While hiking in Colorado, I want to hear the refrain of Martin Luther King’s “I’ve Been to the Mountaintop” speech. On Monday mornings, when my colleagues compare notes, and suggest trails from their weekend adventures, I want to join in, rather than look away, too tired to mention the latest instances of police brutality. The American Dream is to “move on up,” to ascend, to advance, to climb. Instead, what I long for is flat land, rivers, and lakes; for the running water that Sam Cooke sings of in, “A Change Is Gonna Come.”

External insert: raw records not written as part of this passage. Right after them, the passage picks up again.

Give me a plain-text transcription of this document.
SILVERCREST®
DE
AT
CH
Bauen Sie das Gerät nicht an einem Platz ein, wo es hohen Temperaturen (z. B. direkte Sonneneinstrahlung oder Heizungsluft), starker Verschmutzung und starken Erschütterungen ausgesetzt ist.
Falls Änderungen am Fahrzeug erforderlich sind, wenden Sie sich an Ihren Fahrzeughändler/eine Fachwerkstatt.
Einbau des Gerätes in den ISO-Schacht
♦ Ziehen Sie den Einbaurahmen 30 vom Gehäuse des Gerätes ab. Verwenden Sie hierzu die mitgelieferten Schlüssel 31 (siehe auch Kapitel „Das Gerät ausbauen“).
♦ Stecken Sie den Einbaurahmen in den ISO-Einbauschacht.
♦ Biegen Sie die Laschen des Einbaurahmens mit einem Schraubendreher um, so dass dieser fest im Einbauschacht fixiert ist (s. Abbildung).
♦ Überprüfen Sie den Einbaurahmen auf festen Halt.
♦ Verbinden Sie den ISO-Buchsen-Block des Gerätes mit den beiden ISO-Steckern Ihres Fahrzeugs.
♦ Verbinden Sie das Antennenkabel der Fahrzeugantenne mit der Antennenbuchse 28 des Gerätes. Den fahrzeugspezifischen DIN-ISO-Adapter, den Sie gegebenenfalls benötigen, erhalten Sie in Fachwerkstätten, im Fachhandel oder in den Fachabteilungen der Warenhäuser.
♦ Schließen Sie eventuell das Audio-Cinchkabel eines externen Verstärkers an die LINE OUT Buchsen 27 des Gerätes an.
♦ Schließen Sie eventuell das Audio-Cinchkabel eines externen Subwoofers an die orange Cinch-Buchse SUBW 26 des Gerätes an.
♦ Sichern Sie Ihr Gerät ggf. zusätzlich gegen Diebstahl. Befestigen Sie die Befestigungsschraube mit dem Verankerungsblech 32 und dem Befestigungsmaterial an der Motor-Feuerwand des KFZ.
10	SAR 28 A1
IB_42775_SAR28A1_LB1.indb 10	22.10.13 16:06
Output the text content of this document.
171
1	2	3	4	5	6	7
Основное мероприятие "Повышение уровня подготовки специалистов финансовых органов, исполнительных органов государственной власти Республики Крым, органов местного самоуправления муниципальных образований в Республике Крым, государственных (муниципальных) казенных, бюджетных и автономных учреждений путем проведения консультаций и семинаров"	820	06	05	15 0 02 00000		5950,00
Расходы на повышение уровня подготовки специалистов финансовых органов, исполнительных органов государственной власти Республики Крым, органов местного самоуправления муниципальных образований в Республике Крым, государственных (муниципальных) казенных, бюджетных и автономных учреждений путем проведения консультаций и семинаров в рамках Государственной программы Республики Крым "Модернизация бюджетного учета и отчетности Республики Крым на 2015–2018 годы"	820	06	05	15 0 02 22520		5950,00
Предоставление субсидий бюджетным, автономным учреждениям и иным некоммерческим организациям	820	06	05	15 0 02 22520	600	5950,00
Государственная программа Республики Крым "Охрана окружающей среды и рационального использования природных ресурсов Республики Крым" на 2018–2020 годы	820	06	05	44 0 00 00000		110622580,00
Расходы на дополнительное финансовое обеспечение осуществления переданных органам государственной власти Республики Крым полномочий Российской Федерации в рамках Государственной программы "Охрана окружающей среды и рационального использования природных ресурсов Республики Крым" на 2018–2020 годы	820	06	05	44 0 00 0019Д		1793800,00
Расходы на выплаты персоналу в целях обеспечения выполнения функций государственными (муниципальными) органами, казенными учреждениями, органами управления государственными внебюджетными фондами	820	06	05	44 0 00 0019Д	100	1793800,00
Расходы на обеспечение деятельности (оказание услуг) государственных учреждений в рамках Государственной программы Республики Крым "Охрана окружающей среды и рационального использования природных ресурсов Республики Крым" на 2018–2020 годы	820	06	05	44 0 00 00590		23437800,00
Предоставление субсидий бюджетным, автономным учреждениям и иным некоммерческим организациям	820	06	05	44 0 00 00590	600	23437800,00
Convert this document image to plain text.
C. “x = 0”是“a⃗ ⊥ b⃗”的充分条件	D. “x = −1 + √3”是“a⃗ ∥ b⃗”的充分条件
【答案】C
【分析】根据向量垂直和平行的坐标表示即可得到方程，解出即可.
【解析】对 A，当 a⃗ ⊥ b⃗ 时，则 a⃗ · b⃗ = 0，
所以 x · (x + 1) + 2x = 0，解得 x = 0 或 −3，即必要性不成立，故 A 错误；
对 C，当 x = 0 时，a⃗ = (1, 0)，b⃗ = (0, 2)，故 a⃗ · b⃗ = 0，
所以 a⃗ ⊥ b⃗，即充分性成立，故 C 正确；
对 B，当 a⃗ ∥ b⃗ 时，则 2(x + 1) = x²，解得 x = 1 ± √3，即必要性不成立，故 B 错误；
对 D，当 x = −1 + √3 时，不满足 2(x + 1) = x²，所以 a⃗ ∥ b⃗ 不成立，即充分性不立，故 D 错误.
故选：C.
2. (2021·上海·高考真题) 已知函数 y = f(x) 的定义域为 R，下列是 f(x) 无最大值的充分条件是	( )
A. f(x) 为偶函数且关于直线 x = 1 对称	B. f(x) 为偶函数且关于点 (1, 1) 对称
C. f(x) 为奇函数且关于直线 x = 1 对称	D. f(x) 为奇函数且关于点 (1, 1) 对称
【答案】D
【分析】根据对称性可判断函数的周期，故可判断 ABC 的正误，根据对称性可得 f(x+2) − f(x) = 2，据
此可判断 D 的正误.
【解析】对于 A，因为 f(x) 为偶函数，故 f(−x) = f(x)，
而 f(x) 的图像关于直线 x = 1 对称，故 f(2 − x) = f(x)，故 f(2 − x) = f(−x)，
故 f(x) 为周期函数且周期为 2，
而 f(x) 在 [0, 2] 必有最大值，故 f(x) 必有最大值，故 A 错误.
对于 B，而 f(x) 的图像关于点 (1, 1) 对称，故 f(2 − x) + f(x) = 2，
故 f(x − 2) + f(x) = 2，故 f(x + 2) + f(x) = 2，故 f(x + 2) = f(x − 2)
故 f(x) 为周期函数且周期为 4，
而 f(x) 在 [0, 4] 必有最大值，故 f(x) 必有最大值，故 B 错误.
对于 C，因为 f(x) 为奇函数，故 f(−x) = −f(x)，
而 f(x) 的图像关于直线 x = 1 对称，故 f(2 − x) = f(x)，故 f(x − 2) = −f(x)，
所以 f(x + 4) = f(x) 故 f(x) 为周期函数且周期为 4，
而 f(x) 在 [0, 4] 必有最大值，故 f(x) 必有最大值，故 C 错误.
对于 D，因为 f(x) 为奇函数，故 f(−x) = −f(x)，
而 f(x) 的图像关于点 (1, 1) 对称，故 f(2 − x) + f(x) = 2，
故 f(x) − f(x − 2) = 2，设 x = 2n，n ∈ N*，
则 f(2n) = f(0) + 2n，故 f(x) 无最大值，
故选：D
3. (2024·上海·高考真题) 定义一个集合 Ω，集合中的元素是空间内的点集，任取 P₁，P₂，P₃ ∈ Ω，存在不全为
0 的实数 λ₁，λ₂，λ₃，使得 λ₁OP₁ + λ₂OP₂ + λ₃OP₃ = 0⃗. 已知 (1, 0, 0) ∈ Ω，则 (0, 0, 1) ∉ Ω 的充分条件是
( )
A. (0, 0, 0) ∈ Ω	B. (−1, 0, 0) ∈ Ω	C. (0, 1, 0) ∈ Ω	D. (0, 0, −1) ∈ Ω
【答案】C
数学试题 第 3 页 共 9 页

Born in the gateway to the West, when I look out at the Colorado mountains, I am presented with a longing to go home. In bed, I repeat, “I want to go home, I want to go home, I want to go home . . .” The trouble is, I’m not sure where home is anymore. Whether near or far from “home,” Black death seems to find me. Still, I would trade the mountain peaks for the fried catfish of Missouri’s Mississippi River. I would exchange the warm sunshine of Colorado Springs for Lake Michigan’s wind, for a view of the foamy waves from the window of the Jeffrey Jump making its way down Lake Shore Drive; the bus filled with Black folks that look like my aunties, uncles, cousins and ‘nem.

Dear reader, if you can hear me, I am afraid to die on this mountain. First thing this morning, cold was there to kiss my feet, my soles gently pressed against the bathroom floor tiles. As the sun shone its face, I found a moth floating in the toilet. There it was; waiting for me. A sign? A magic act? An omen? I do not know who it came in the name of or what it was trying to communicate. I do not know what anything means. I remember its wings, a breaststroke of stillness on the water. On its dark abdomen, a poem about flowers.